It's my turn now, baby.

This is a really important announcement, so I hope you all can come.

Hello, this is Tol & Handsome Young & Rich.

First of all, I want to say that I am truly sorry to have to come to you with such a heavy topic after such a long time.

The thing is, I'm thinking of quitting being a writer.

I thought about it for a really long time and had a lot of concerns.

I've already lost all interest, so why bother writing? There are people who are still waiting, so wouldn't that be irresponsible?

To be honest, I've been thinking about this for quite some time. About... three months? I've been thinking about this since the last final exam.

I have a very foolish personality, so I really enjoy communicating with you all.

I thought that if I quit being a writer, I wouldn't be able to do this, so I decided to write even if I couldn't move my hands.

These days... I just feel tired.

I keep wondering if I should quit or not, should I just finish it, there are people who believe in me and wait for me, so why can't I do this, etc...

This is TMI, but during my classes or while studying, these thoughts kept going through my head, so I couldn't concentrate, and a few days ago, I was so upset that I cried.

Seriously... I've thought a lot about why I have to go to such lengths to become a writer.

I kept worrying and worrying like this, and in the end, I couldn't find an answer, so the serialization kept getting delayed.

In the end, I feel disappointed in myself for being irresponsible to you all.

Just, I'm tired of worrying about these things.

Why did I spend three months worrying about something as simple as writing? Was it really that valuable to me?

I thought about it a lot and I think I persevered a lot. You might think I wasn't diligent enough with the series, so why bother?

Friend... You can cut us off. You can contact me occasionally, or you can cut us off without contacting me. It's up to you.

I'll occasionally post new pieces I've been working on in a section called "Short Stories/Pieces." But since it's only occasionally, please only post them if you're willing to take a look.

In the meantime, I sincerely thank you very much.

I was so happy thanks to you all!

I wonder if I can even dare to hear such pretty words, but each and every one of you were truly good people to me :)

My Love Jeong Ho-seok Nara Se-wo, who told me he was my favorite; Alex Ga-mun's Jaymin, who gave me my first long comment; jge, who told me my work was really fun and encouraged me by saying that I write well.

My precious friend, Baby Lion Kim Gomdol, who has been watching me since my first work, and Seven Color Rainbow, who left me kind words when I was having a hard time studying for exams and writing, and who always came to my work quickly

To Mungsil, who always treated me with sincerity, whether it was the notices I posted when I was happy or when something happened, to the manager who always gave me cute reactions even when I saw it late, to Seokjin oppa who lives in Worldwide Handsome, who always left fun comments and made it fun to read them.

Sulbing, who always said that my work was delayed, but who always looked after my work well, and our Manggae, who subscribed to my new work in advance, even though it was small, and who really liked my short story collection

And, I'd like to take this opportunity to express my sincere gratitude to Taehee, who listened to my complaints and concerns.
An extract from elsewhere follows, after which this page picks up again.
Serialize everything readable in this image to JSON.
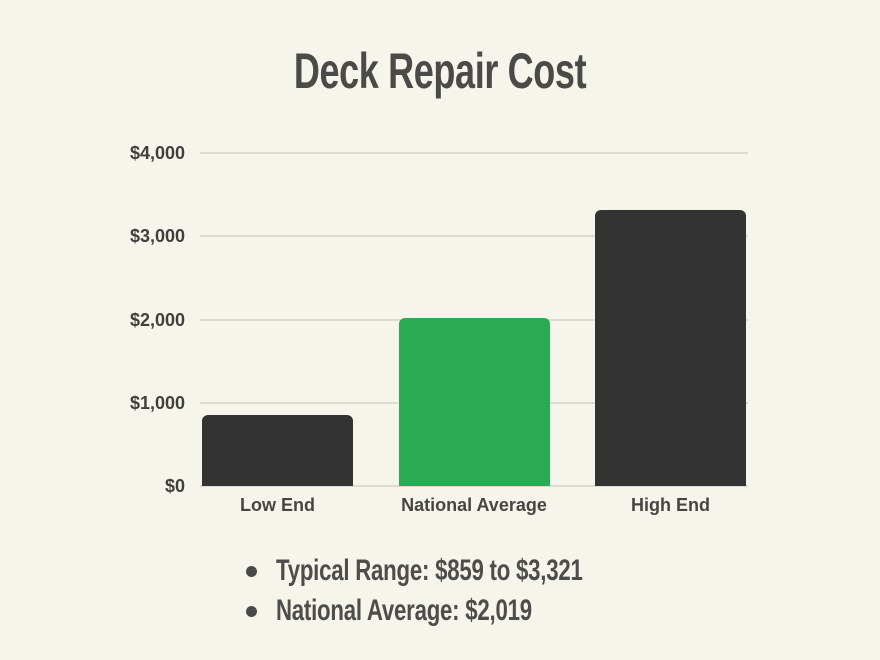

Thanks to you, I think I've been able to stay on track for the past three months.

I'm so grateful, even though I didn't mention everything, and I feel sorry that I can't repay all the love you've given me.

((Your pretty words that I have stuffed in my gallery...❤ I don't have to delete this, right...? 😳 I will keep it forever 😚😉))

((For your reference, there are about 112 pretty stuffed horses in my gallery😏❤ I can't show you all of them, but they're all in my gallery!))

Today is Lunar New Year, right? It's a bit unsettling to have to deliver this news on such a beautiful day. 🥲

Happy New Year everyone! I hope this year is filled with only good things for you all ❤

So, I will approach you as a reader and as a writer who occasionally shares news through short story collections.